Cinedocumentari. Se Tomas Milian ritorna a Cuba (con Giuseppe Sansonna)

Milian (1)Non sappiamo a quanti cultori di questo attore sia sfuggita la trasmissione: è andato in onda martedì 16 dicembre alle 23,20, in esclusiva su Rai Movie, The Cuban Hamlet – Storia di Tomas Milian, il documentario di Giuseppe Sansonna che racconta il ritorno di Tomas Milian nella sua Havana, lasciata nel 1956.

Bellissimo, ricco e spregiudicato, rinunciò a un’agiata esistenza alto borghese per arrivare a New York, sulle orme del suo mito James Dean. Mentre otteneva un insperato ingresso all’Actors studio, a Cuba esplodeva la Revolución castrista.

Tomas decise allora di intraprendere la sua rivoluzione personale, vissuta sullo schermo. Diventò italiano d’adozione, oscillando tra Visconti e Bombolo, tra Antonioni e lo spaghetti western.

Oggi, dopo quasi sessant’anni dalla sua partenza, rivede Cuba per la prima volta. Vagando per l’Havana “alla ricerca dei passi perduti” si abbandona a un lungo, ipnotico racconto nel suo dolce tono ispanico, puntellato di gergalità americane e scivolamenti romaneschi. Confessandosi a uno sguardo amico, traccia bilanci, rimugina ricordi, tragedie fondative e amori perduti. E, infine, sembra svelare l’ultima maschera, quella più intima.

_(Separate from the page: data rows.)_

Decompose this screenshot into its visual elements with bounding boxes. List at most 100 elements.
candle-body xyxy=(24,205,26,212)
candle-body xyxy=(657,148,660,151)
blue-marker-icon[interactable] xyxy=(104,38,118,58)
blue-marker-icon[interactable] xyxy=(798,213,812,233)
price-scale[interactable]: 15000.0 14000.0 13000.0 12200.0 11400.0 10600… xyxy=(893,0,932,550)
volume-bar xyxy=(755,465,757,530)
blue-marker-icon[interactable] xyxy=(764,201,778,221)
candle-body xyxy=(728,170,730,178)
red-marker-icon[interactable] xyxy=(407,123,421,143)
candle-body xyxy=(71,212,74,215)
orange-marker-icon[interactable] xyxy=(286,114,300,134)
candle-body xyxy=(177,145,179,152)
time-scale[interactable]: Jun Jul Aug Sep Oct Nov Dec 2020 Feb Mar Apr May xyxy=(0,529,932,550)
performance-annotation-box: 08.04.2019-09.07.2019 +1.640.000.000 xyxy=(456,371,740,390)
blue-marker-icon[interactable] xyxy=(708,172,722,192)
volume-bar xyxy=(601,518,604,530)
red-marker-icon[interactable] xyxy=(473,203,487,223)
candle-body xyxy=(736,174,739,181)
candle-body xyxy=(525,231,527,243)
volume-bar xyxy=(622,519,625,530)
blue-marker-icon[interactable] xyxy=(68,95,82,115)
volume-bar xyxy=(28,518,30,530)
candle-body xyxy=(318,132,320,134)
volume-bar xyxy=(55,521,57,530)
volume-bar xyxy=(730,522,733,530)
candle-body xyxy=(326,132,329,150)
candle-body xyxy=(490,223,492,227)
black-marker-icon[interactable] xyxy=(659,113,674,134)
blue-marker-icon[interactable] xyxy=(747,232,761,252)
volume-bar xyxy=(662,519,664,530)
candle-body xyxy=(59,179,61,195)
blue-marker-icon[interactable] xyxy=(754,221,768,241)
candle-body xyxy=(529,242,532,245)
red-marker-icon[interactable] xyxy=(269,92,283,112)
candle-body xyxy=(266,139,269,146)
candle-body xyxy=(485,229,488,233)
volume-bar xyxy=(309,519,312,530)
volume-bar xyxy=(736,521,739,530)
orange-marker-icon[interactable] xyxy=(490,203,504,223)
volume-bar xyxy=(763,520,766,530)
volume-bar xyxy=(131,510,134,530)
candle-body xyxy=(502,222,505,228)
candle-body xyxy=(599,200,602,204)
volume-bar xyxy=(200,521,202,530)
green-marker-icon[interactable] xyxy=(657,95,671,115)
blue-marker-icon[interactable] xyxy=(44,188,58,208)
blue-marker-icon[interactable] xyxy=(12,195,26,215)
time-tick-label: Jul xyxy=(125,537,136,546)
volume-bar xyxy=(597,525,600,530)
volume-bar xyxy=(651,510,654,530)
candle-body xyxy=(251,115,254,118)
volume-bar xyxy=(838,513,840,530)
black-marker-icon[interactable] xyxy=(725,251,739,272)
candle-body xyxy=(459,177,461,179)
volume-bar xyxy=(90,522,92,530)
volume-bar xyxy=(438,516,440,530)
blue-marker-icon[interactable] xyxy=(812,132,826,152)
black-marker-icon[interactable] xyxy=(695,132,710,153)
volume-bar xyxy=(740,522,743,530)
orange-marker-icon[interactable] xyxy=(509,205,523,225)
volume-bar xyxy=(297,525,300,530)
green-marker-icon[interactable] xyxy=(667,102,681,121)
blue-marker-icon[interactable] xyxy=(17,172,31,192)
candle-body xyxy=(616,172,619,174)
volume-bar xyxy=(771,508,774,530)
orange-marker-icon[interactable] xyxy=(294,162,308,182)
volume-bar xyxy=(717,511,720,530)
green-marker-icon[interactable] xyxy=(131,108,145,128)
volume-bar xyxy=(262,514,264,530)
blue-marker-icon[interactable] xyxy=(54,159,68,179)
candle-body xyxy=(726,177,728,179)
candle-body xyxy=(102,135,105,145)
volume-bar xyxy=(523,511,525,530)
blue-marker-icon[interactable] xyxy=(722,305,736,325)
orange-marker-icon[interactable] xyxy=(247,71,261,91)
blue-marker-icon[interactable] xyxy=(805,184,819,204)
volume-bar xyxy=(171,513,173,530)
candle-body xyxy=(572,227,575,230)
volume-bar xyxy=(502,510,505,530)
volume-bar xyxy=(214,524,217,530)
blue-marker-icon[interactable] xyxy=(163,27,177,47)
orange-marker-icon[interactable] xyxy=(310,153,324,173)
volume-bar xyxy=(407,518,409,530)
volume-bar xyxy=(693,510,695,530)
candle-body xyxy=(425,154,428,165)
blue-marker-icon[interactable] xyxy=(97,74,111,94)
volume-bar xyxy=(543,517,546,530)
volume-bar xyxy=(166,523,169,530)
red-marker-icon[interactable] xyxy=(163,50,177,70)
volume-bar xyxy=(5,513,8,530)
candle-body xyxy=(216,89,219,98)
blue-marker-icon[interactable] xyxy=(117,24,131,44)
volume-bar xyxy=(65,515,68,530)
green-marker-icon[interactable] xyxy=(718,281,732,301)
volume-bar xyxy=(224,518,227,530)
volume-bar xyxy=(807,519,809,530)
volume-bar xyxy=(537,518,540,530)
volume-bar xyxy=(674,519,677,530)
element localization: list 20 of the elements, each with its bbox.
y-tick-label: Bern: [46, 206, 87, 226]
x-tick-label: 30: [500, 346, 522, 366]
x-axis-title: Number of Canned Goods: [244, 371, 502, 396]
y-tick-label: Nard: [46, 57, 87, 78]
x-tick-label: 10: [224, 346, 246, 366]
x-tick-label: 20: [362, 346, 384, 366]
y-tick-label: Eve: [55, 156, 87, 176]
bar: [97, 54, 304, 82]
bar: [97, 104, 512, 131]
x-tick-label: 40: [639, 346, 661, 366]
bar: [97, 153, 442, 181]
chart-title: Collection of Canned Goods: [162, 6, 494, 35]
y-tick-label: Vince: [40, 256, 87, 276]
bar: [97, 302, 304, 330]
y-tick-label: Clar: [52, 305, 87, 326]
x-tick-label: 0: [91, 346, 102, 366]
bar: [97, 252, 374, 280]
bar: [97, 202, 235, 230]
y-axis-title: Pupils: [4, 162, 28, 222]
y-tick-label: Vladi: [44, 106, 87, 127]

“Er Monnezza” oggi ha ben 81 anni.Ce lo ricordiamo con quei modi inurbani ma efficaci, che in divisa d’ordinanza cinematografica – tuta blu da meccanico e pettinatura rasta – ora in prestito al Monnezza, ora all’ispettore Nico Giraldi, è entrato nel cuore degli italiani dispensando schiaffoni e risate, per molti anni applauditi solo dal pubblico in sala e dalla lungimirante e anti-snob critica di destra.

“Per interi decenni, quelle commedie sboccacciate e quei poliziotteschi caciaroni, che hanno dominato i cartelloni distributivi e le classifiche del box office a cavallo tra gli anni Settanta e Ottanta, sono stati guardati con sdegno accademico e distacco critico da quell’intellighenzia di sinistra ancora immune dal virus dell’appropriazione culturale che l’avrebbe colpita sulla fine dei Novanta, portandola a sdoganare, dalla Fenech a Franco e Ciccio, passando per i Cugini di campagna, finanche Tomas Milian”, aveva scritto almeno tre anni fa Priscilla Del Ninno sul Secolo d’Italia. E il giudizio è ovviamente sempre attuale.

Riposizionando, sullo scacchiere della rilettura revisionista, tutte le pedine e gli alfieri di quella cultura popolare considerata fino all’istante prima scollacciata, spudorata, volgarmente populista e appannaggio solo di un certo pubblico dal palato facile, e di una certa critica poco incline ad arricciare il naso. Del resto, era lontano da venire il successo pulp di Tarantino, pronto a nobilitare protagonisti e sapienza artigianale di quel cinema caratterizzato anche dai Monnezza e dai Giraldi a cui, pochi sanno, ha prestato volto e credibilità istrionica un attore come Tomas Milian, dall’insospettabile blasone professionale.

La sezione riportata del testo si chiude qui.